火势渐渐地变大了,他慢慢马到我身边看着我说:“对不起。”然后举起右手把我打晕了。
朦胧之中,我问到了很刺鼻的气味,是什么味道,还有手腕上隐隐约约的疼痛,我用力的睁开眼睛,眼前一片的白色,还有周围忙碌的人,迷迷糊中听见有人在我的耳边说话:“谢天谢地你醒了。”我顺着声音望过去,是田聪。
“我…我…嗯…怎么了?”
“是张天佑把你背了出来,他已经自首了。”
我的还海里还是一片混乱:“那我为什么会在这里?”
“其实,是有人打电话给说,说你可能会有危险,让我们尽快找到你。而且,我昨天一直在做噩梦,梦见你浑身是血,觉得不吉利没敢和你说。”
“知道打电话的人是谁吗?”
“不知道,只知道是个男人,我感觉那人的声音很冰冷,明明是很紧急的事情,从他的嘴里说出来就好像很平常的已经事情。”

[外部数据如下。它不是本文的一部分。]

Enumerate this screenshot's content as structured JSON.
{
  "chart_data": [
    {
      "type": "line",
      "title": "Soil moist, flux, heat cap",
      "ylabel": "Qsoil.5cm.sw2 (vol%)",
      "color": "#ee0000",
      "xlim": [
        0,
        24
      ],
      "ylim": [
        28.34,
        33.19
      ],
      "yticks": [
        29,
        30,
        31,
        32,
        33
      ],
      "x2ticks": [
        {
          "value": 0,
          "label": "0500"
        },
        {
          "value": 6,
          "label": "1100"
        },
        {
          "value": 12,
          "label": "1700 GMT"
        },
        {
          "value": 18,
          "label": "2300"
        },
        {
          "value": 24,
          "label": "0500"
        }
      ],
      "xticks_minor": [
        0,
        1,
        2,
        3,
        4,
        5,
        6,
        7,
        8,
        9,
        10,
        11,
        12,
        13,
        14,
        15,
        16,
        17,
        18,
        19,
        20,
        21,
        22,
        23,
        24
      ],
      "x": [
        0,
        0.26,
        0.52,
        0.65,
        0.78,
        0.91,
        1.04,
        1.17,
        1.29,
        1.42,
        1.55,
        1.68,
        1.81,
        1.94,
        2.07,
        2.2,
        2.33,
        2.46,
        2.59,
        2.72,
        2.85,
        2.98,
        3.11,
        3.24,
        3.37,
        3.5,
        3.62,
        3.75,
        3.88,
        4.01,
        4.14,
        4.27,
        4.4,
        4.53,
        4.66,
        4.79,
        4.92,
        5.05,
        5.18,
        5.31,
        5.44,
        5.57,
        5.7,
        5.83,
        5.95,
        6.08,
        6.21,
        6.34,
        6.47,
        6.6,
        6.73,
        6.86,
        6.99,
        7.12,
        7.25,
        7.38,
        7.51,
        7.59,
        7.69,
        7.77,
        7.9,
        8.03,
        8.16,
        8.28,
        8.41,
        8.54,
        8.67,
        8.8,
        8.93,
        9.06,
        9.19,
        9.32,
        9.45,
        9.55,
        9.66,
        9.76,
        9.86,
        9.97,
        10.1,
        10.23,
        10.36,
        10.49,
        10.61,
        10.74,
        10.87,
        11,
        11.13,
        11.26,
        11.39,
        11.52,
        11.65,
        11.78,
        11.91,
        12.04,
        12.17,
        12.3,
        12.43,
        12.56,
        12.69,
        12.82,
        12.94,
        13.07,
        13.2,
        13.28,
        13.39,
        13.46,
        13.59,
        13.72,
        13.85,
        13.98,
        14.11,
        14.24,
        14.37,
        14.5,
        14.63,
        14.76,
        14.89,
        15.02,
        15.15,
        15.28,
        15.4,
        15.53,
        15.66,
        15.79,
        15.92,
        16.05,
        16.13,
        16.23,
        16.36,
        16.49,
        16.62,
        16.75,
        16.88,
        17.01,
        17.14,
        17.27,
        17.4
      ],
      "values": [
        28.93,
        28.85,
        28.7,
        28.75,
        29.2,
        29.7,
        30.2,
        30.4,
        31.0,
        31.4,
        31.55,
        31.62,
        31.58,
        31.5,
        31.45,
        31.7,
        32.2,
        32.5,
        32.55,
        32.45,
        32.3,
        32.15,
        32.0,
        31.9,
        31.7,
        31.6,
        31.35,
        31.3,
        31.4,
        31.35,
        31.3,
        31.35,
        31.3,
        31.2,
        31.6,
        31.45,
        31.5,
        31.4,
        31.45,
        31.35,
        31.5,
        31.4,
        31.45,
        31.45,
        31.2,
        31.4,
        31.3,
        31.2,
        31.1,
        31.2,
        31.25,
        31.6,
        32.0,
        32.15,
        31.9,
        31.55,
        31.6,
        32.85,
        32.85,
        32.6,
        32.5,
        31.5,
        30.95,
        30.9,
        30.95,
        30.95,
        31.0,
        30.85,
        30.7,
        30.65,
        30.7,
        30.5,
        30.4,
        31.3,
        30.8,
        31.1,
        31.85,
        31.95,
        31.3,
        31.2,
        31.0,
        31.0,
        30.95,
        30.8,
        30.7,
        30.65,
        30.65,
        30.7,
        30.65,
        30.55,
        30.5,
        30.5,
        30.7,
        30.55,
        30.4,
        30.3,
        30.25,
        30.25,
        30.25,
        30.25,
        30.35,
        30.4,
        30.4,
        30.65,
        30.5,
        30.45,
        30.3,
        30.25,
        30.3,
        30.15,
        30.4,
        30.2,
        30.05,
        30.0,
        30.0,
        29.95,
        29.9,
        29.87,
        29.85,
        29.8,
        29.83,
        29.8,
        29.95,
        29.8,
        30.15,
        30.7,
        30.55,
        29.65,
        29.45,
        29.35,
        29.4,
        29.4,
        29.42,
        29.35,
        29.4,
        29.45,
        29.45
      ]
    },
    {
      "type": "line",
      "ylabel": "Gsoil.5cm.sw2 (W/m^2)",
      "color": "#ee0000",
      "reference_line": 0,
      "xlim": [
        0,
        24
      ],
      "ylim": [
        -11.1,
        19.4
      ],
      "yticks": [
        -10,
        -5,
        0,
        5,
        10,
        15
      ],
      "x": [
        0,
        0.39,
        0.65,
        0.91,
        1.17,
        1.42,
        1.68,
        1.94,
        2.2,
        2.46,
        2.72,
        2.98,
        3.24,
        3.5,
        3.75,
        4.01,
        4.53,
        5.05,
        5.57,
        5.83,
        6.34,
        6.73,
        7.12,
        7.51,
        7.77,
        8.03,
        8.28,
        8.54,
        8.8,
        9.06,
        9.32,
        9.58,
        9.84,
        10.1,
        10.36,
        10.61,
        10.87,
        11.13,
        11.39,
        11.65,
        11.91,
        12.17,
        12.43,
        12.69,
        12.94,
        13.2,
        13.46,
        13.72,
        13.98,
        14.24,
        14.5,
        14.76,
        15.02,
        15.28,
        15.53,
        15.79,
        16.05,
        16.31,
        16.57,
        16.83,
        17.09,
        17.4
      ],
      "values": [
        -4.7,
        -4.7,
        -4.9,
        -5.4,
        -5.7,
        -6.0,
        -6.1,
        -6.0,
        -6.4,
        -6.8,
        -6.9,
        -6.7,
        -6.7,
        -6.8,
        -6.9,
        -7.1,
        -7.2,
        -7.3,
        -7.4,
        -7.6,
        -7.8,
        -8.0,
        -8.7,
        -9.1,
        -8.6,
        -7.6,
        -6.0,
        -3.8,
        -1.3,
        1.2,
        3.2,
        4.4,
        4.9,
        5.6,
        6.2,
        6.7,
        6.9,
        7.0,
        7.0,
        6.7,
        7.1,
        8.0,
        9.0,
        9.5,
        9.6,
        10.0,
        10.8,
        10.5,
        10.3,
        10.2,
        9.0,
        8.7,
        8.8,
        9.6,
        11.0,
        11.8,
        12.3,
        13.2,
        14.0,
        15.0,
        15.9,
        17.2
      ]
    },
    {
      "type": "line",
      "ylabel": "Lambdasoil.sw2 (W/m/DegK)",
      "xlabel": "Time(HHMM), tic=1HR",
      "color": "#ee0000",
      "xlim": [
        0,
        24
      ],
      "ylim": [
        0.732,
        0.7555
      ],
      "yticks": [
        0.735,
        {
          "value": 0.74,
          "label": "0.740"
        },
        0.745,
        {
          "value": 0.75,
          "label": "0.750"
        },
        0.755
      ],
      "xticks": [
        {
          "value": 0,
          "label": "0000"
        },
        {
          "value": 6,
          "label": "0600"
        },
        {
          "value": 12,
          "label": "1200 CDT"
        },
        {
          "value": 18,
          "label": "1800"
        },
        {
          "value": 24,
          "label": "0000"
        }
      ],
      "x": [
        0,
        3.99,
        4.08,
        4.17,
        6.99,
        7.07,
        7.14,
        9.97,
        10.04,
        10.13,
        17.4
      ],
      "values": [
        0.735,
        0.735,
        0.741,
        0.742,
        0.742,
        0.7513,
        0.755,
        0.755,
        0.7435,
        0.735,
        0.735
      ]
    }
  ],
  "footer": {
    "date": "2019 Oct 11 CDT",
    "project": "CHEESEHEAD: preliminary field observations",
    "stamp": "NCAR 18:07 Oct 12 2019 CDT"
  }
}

什么?很冰冷的声音,本来混乱的大脑,一瞬间就停止了运转,难道说当年绑架我们的人这么快就找到我们了?那……他打电话的用意是很么?是想亲手解决了我?还是…像猫捉老鼠一样,看着自己的猎物在恐惧中挣扎?……我用力的摇晃着脑袋,让自己变得清醒,可是,大脑还是无法思考,至少木讷的听着田聪的叙述:“我们找到你的时候,你已经昏迷了,张天佑的脚也受了伤,不过已经没事儿了,据他所说,他一直怀疑父亲的死有蹊跷,所以就暗中调查当年父亲带过的学员,他杀了当年恶作剧的几个参与者之后,本来是打算打电话约任泰山到仓库里杀了他之后,就让赵元背黑锅,因为赵元是害死张天佑父亲的主要元凶,但是事情败露他就想自杀,却意外的伤到了你,他说他伤到你真的不是故意的,只恨自己没有杀掉任泰山,不过现在不重要了,反贪局已经开始着手调查任泰山,他人大代表的职务已经被撤了。估计任泰山以后的日子不会太好过喽。”说完田聪伸了个懒腰,眼睛望向了窗外,窗外灿烂的阳光透过窗户,用力的照向我们。